I would add that in general, HW/SW codesign is useful when it reduces cost.
There are 2 major cost factors in embedded systems:
development cost
production cost
The higher is your production volume, the more important is the production cost, and development cost becomes less important.
Today it is harder to develop hardware than software. That means that development cost of codesign-solution will be higher today. That means that it is useful mostly for high-volume production. However, you need FPGAs (or similar) to do codesign today, and they cost a lot.
That means that codesign is useful when cost of necessary FPGA will be lower than an existing solution for your type of problem (CPU, GPU, DSP, etc), assuming both solutions meet your other requirements. And that will be the case (mostly) for high-performance systems, because FPGAs are costly today.

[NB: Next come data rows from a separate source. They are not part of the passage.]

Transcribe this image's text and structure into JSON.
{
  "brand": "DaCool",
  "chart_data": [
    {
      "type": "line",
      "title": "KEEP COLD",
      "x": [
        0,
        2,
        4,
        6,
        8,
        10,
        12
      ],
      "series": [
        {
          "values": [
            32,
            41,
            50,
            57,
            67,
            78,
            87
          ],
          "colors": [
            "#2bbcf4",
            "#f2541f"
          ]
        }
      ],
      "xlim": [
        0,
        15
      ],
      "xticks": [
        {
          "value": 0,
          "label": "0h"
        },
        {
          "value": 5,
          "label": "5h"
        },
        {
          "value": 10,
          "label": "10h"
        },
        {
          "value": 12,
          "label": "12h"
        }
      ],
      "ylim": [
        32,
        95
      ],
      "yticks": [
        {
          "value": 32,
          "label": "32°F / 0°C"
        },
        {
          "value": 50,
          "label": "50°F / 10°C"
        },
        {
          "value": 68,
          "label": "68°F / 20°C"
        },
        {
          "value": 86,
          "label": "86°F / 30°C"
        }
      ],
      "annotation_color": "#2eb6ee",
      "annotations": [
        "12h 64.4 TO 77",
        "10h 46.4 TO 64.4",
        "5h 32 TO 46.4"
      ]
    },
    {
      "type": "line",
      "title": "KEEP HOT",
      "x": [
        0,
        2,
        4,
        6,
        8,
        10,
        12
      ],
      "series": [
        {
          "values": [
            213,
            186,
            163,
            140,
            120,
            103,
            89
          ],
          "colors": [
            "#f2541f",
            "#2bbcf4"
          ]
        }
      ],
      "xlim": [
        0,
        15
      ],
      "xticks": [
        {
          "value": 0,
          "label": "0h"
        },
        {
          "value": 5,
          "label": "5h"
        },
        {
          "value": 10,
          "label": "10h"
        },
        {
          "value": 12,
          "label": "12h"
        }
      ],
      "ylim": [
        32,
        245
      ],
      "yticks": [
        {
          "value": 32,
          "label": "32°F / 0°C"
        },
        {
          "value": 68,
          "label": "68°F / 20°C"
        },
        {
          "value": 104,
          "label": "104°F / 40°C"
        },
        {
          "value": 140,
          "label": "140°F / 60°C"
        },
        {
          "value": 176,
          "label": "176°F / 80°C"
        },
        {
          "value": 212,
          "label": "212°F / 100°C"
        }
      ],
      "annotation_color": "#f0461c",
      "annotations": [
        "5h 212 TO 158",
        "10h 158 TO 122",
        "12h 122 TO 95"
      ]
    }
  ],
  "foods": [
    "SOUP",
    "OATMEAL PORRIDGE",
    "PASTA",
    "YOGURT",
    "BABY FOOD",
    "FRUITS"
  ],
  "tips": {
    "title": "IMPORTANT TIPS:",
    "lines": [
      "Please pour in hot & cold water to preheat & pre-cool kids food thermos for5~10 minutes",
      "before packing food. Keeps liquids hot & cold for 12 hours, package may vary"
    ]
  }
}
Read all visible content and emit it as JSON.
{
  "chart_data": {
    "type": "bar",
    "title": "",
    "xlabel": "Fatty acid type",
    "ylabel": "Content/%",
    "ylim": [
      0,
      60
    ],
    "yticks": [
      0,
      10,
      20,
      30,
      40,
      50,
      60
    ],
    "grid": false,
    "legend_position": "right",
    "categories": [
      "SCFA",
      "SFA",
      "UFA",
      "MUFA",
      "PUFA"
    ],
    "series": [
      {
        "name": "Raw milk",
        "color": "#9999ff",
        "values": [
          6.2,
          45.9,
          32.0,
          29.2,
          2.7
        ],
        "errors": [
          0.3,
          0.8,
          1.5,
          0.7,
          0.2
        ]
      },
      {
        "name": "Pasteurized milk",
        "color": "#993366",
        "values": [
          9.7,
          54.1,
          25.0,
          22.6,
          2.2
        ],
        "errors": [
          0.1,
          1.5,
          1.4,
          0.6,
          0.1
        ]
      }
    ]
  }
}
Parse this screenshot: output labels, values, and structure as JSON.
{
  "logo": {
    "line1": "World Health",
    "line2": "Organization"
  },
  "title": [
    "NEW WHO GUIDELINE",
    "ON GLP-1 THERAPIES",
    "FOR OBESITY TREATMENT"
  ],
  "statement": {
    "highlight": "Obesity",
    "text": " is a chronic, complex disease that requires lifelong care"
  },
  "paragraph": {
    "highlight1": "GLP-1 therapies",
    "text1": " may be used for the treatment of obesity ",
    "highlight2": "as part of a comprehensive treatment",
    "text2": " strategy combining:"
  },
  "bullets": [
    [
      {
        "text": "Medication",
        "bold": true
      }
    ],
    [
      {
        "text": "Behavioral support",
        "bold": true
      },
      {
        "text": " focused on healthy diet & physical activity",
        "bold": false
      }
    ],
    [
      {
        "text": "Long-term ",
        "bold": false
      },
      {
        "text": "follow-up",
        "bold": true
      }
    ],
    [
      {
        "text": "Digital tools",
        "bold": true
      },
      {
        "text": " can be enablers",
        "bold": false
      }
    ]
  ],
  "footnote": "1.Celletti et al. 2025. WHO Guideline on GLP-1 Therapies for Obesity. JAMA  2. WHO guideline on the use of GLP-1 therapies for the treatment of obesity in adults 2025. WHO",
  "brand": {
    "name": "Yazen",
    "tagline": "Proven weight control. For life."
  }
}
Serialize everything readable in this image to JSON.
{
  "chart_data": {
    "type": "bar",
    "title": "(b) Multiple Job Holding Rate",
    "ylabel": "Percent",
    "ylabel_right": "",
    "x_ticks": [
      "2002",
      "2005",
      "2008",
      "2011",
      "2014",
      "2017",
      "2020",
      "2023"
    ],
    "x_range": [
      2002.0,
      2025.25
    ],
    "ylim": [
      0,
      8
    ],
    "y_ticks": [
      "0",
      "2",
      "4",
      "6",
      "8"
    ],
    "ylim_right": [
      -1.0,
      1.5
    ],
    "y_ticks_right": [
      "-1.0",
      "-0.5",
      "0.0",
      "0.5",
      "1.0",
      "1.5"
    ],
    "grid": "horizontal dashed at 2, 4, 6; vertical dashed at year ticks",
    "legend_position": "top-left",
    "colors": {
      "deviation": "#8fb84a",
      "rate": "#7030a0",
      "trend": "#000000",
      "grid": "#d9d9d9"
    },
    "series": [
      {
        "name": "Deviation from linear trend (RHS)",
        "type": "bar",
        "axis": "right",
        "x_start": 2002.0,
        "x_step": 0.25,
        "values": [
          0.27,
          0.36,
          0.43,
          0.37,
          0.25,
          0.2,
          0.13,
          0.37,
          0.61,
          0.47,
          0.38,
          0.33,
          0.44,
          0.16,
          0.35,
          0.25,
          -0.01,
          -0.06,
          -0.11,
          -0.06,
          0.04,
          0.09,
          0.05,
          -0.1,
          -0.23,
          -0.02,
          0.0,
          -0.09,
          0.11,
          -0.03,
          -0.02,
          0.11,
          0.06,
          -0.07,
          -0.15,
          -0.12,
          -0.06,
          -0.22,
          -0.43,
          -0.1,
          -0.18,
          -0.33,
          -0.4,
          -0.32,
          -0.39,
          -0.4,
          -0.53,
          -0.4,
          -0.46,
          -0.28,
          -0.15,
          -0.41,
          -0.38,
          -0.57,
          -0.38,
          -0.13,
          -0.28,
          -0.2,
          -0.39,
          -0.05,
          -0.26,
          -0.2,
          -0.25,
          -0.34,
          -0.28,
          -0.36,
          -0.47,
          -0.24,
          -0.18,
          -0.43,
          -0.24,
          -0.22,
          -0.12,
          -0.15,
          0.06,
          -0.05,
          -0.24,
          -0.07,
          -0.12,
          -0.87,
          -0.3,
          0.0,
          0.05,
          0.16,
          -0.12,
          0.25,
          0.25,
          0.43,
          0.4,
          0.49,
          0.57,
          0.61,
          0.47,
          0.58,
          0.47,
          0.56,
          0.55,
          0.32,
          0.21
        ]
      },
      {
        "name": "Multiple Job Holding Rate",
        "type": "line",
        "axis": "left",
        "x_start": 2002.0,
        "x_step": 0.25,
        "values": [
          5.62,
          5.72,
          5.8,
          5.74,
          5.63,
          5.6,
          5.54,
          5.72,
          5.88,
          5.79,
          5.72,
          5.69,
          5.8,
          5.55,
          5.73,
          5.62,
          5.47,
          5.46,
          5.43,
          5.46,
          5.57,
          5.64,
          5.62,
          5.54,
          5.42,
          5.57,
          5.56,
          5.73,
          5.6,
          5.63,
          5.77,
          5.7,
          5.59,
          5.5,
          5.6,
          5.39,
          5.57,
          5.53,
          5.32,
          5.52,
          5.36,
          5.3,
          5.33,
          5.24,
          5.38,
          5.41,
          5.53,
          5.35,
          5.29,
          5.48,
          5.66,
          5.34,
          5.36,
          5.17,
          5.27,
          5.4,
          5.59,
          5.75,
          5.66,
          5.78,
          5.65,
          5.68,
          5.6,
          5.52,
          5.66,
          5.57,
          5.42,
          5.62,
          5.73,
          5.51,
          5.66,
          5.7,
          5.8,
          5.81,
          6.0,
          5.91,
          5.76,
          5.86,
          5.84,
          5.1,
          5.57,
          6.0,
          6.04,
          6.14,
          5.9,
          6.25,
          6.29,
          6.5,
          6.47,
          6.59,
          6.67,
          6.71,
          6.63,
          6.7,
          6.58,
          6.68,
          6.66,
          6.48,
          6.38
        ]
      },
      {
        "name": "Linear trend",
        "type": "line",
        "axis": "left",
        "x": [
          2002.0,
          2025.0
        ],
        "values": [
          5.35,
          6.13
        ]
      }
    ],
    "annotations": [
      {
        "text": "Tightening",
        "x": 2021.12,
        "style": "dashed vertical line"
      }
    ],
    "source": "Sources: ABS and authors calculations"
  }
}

So, basically you will want to codesign your system if it will be produced in high volumes and it is a high-performance device.
This is a bit simplified and might become false in a decade or so. There is an ongoing research on HW/SW synthesis from high-level specifications + FPGA prices are falling. That means that in a decade or so codesign might become useful for most of embedded systems.
Any project you end up doing, my suggestion would be to make a software version and a hardware version of the algorithm to do performance comparison. You can also do a comparison on development time etc. This will make your project a lot more scientific and helpful for everyone else, should you choose to publish anything. Blindly thinking hardware is faster than software is not a good idea, so profiling is important.